The Taubman Center brings 2,000 new students, teachers, faculty, parents, staff and visitors to Detroit’s New Center district daily and provides a 24/7 presence to the area with 300 students living in the student residence hall with loft-style dorm rooms and a 360-seat dining facility. The center for design education extends from middle school through graduate school and beyond into the professional realm.

A conference center on the top floor with a flexible auditorium space that will seat up to 400 people and include a series of break-out rooms for meetings, and a number of retail and exhibition spaces are expected to be completed in the coming months. The Taubman Center also has 80,000 square feet of development space available for new or growing creative businesses, support services and professional networks.
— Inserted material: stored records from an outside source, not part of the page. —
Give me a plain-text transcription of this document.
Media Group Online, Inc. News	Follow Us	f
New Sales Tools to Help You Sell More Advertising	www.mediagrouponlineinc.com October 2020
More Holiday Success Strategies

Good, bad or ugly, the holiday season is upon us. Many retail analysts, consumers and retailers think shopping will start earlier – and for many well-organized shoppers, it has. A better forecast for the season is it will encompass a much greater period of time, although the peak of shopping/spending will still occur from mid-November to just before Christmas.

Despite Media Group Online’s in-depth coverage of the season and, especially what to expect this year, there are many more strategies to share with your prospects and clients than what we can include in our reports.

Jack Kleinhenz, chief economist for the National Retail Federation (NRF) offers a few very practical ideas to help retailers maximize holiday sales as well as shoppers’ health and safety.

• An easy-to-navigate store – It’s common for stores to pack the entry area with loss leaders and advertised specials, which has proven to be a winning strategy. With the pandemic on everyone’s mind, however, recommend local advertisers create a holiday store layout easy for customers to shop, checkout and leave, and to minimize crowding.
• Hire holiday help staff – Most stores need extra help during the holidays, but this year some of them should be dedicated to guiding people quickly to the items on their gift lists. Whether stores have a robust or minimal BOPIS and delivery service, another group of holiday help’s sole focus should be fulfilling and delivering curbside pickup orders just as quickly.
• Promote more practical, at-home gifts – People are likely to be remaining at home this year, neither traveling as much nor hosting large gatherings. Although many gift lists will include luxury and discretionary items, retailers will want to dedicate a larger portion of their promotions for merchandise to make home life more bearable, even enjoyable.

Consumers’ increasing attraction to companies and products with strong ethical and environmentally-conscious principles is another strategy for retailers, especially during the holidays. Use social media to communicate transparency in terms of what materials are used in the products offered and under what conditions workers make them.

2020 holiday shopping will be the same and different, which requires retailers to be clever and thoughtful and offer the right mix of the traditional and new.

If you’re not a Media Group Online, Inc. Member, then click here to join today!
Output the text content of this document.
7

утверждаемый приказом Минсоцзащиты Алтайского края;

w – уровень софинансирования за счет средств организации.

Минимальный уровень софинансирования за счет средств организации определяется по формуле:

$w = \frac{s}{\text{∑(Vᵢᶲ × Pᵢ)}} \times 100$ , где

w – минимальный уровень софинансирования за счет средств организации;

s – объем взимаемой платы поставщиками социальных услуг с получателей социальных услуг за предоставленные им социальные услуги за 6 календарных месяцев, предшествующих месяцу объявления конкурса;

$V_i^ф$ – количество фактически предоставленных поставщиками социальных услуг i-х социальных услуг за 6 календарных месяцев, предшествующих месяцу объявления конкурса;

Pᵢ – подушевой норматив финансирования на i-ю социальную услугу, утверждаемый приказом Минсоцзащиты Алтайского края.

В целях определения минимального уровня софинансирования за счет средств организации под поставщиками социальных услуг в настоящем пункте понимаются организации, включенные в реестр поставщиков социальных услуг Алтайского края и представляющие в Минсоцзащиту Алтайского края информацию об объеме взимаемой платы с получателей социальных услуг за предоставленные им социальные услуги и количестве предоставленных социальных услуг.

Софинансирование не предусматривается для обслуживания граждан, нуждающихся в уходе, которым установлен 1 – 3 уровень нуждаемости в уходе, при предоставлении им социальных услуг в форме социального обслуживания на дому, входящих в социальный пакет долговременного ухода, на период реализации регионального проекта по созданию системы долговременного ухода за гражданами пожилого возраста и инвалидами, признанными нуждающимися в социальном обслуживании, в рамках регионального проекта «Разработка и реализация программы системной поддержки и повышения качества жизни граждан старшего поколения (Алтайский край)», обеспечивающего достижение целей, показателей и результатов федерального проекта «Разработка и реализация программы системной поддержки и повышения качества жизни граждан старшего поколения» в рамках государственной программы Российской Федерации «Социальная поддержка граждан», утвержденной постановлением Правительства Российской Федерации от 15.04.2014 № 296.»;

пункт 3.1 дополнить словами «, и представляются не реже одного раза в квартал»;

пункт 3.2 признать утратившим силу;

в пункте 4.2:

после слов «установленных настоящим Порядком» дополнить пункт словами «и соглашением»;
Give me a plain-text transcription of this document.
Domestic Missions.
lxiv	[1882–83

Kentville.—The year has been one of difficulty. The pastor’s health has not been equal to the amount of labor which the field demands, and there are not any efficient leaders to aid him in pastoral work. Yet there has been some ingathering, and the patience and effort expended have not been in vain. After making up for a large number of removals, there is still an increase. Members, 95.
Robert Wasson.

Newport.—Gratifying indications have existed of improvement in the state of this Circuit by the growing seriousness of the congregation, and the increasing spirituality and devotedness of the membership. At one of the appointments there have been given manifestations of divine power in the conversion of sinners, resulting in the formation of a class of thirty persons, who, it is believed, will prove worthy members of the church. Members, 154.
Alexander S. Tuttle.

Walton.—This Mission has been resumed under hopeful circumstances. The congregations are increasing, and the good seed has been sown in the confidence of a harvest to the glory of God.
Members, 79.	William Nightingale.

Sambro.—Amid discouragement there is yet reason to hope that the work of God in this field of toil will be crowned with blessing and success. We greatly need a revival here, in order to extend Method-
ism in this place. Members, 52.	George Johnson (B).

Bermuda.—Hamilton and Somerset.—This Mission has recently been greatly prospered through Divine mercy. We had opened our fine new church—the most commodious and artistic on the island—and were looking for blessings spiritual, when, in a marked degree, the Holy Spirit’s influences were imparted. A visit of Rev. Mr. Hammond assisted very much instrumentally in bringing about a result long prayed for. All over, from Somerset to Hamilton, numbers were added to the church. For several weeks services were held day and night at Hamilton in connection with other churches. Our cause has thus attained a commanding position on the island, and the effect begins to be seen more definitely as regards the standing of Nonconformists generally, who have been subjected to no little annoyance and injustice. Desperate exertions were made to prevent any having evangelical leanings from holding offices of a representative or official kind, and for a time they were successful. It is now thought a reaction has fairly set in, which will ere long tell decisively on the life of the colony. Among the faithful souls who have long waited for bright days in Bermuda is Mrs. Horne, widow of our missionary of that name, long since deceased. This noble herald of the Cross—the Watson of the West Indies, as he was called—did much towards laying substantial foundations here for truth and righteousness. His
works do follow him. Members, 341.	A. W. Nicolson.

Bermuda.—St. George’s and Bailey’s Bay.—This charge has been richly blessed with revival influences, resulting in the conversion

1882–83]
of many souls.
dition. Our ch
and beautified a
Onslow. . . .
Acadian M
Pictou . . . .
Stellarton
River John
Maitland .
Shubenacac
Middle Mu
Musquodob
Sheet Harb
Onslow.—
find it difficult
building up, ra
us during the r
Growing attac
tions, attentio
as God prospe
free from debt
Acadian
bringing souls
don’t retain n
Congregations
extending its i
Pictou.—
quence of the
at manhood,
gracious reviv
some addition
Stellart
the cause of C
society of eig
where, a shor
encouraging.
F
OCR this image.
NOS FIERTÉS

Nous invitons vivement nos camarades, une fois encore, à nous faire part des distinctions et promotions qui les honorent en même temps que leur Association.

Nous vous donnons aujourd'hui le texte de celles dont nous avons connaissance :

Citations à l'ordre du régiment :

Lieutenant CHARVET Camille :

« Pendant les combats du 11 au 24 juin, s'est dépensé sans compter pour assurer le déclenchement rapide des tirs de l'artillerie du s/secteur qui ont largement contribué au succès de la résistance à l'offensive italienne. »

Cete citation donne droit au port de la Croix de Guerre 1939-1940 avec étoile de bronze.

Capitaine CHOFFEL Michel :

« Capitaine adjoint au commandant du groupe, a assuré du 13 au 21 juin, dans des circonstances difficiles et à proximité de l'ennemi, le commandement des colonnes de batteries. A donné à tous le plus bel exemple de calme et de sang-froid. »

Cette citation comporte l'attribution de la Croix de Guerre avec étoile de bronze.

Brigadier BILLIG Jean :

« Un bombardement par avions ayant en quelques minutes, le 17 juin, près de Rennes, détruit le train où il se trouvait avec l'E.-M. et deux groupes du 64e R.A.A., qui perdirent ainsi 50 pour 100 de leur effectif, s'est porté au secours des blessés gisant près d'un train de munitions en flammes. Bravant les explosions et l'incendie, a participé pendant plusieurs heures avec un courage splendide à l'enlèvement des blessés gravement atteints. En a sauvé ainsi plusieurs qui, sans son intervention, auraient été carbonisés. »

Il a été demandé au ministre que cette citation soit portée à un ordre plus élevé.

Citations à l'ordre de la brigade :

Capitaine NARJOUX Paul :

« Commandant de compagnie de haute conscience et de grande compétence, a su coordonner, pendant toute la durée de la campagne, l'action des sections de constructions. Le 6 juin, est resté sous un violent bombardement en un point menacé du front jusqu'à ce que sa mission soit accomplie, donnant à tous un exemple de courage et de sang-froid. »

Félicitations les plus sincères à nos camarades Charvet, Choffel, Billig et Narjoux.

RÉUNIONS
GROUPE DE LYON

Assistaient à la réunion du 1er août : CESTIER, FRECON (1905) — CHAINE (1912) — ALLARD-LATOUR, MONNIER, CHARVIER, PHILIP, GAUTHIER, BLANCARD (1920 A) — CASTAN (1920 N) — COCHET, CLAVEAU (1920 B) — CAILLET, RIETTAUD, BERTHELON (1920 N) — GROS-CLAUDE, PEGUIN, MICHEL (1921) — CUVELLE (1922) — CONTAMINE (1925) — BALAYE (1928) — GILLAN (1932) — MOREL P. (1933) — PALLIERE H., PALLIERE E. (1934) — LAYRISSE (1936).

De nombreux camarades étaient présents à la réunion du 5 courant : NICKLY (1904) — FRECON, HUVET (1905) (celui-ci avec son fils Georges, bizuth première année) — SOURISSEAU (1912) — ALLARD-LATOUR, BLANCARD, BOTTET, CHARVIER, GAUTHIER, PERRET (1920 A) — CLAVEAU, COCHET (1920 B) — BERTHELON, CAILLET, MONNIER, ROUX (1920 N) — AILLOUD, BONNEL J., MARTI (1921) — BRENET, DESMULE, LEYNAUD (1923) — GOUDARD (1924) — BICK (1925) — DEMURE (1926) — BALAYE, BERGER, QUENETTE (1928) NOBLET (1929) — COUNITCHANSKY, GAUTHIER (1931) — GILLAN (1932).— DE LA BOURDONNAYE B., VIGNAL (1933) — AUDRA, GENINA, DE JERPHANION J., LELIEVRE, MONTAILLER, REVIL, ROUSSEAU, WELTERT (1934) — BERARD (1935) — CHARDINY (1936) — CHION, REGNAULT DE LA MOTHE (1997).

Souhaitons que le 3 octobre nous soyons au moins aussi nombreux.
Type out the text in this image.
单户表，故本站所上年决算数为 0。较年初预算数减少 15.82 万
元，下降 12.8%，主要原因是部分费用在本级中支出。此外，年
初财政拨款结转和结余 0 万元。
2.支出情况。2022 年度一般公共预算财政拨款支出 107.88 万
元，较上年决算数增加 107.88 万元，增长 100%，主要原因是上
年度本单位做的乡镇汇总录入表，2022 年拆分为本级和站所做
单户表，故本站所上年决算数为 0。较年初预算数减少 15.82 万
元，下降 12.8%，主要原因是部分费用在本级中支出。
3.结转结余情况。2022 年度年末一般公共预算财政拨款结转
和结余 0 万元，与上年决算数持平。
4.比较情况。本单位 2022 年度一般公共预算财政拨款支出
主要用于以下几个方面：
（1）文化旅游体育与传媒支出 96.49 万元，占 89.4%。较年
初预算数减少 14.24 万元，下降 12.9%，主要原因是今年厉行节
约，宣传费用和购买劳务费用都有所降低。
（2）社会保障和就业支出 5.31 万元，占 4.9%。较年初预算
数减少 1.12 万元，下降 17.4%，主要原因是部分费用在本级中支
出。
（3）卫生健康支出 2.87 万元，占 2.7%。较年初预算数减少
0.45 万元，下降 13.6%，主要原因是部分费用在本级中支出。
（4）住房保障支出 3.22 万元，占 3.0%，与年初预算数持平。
The main promenade of the Taubman Center features Detroit Deliquescence, a 17 feet sculpture executed out of salvaged auto parts by sculptor John Chamberlain.

General Motors, which built the 760,000 square feet Argonaut Building as its first research facility, donated the building to the college and also donated three adjacent pieces of property. Renovations began on the building in May 2008 and is being led by project architect Albert Kahn Associates, with a development team led by Larson Realty Group, and includes Jones Lang LaSalle and Preservation Development. Walbridge is the general contractor. Work is expected to continue through 2010.

The Taubman Center serves as a second campus site for the college, housing CCS’s five undergraduate design departments and its new Master of Fine Arts degree programs in Design and Transportation Design.